Николай Берг - Лёха
Леха хмуро кивнул, нехотя пошел за мужиком. Тот вскоре остановился и деликатно показал пальцем. Бравый артиллерист сидел на куске бревна и вроде как выглядел не шибко замороченным. Со спины, во всяком случае.
Менеджер нерешительно подошел, сел рядом.
– Ты не против? – осторожно спросил сержанта.
– Валяй, – отозвался Середа.
Помолчали. Леха судорожно вспоминал все, что слышал о НЛП на нескольких семинарах по работе с потребителями, прикидывая, как бы отвлечь сержанта от тягостных мыслей. Надо полагать, что Середа переживал из-за того, что его шуточка так отрыгнулась селянам. Видимо, гнобит себя за проявленное легкомыслие. С семинаров ни черта не вспомнилось, кроме ерунды, что надо быть к клиенту ближе и зеркалить его мимику, жесты и эмоции. Остальное как-то не запомнилось, потому как Леха гонял на своем айфоне новую игрульку и слушал вполуха. Впаривать товар у него и так получалось, потому особенно напрягаться не было резона.

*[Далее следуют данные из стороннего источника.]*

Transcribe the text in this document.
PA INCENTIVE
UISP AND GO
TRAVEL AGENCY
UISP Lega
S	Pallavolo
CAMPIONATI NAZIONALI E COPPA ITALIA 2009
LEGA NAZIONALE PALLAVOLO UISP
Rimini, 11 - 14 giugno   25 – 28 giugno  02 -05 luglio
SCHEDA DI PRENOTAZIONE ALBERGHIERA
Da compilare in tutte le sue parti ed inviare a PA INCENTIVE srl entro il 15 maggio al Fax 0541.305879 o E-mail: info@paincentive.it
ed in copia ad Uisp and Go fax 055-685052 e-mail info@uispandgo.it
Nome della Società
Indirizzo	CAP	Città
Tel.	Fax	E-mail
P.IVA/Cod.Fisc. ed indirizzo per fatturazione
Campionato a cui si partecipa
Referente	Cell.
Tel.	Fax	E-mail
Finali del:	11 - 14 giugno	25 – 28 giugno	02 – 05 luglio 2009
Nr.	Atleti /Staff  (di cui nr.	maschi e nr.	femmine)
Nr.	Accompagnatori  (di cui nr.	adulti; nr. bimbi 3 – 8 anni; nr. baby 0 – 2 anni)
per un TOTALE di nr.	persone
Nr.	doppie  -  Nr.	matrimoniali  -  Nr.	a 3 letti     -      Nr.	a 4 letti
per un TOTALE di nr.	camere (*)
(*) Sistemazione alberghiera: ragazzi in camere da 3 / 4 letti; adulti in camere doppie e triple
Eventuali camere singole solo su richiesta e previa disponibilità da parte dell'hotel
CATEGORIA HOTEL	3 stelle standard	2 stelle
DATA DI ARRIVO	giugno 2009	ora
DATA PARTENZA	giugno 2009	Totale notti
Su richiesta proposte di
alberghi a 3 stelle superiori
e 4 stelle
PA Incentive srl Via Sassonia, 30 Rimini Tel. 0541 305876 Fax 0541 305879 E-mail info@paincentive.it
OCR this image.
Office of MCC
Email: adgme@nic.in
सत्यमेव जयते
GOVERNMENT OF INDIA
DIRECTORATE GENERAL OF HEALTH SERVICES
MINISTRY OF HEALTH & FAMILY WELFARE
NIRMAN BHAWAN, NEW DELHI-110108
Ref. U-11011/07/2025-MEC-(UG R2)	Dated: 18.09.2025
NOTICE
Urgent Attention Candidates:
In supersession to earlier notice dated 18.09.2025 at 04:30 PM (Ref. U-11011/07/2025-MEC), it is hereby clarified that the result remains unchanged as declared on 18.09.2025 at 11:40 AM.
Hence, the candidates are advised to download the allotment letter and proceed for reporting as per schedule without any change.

Да и не шибко занимали раньше Леху чьи-то беды или там томные душевные порывы. Вот ни насколечко не занимали. Сейчас ситуация была иной – и Середа не чужой, да и его подчиненные за спиной ждут успеха. Им «маринованный» командир тоже ни к чему. Однако самочувствие у Лехи было крайне неважным, хотя бы и потому, что непонятно было – как поступить? Видно, что приятель не в лучшей форме, но почему-то в голову лезло типовое и нелепое из американских фильмов, когда герой участливо спрашивает своего друга, только что простреленного тридцатью пулями и упавшего с двадцатого этажа под колеса грузовика: «Ты в порядке?» Большей дури и придумать нельзя! Какой может быть порядок, если все плохо!
– Ты в порядке? – спросил Леха.
Середа пожал плечами. Опять помолчали.
– Знаешь, а мне вот как-то похрен, что этим козлам село спалили, – неожиданно для себя ляпнул менеджер и сам испугался.
Дворовая собака ДинаИмеет крепкий, сильный дух:Когда совсем необходимо,Высказывает мысли вслух, –
отрешенно продекламировал в ответ артиллерист.
– Если мешаю, то могу уйти, – обрадовался потомок. Ему было уже жаль, что он так сказанул про это чертово село. Но ему и впрямь было наплевать.
– Это я про себя, – удивил его сосед.
– Что? – удивился Леха.
– Ты пришел меня утешить, что ли? Посчитал, будто я тут в ужасе сижу, что немцы село из-за меня сожгли?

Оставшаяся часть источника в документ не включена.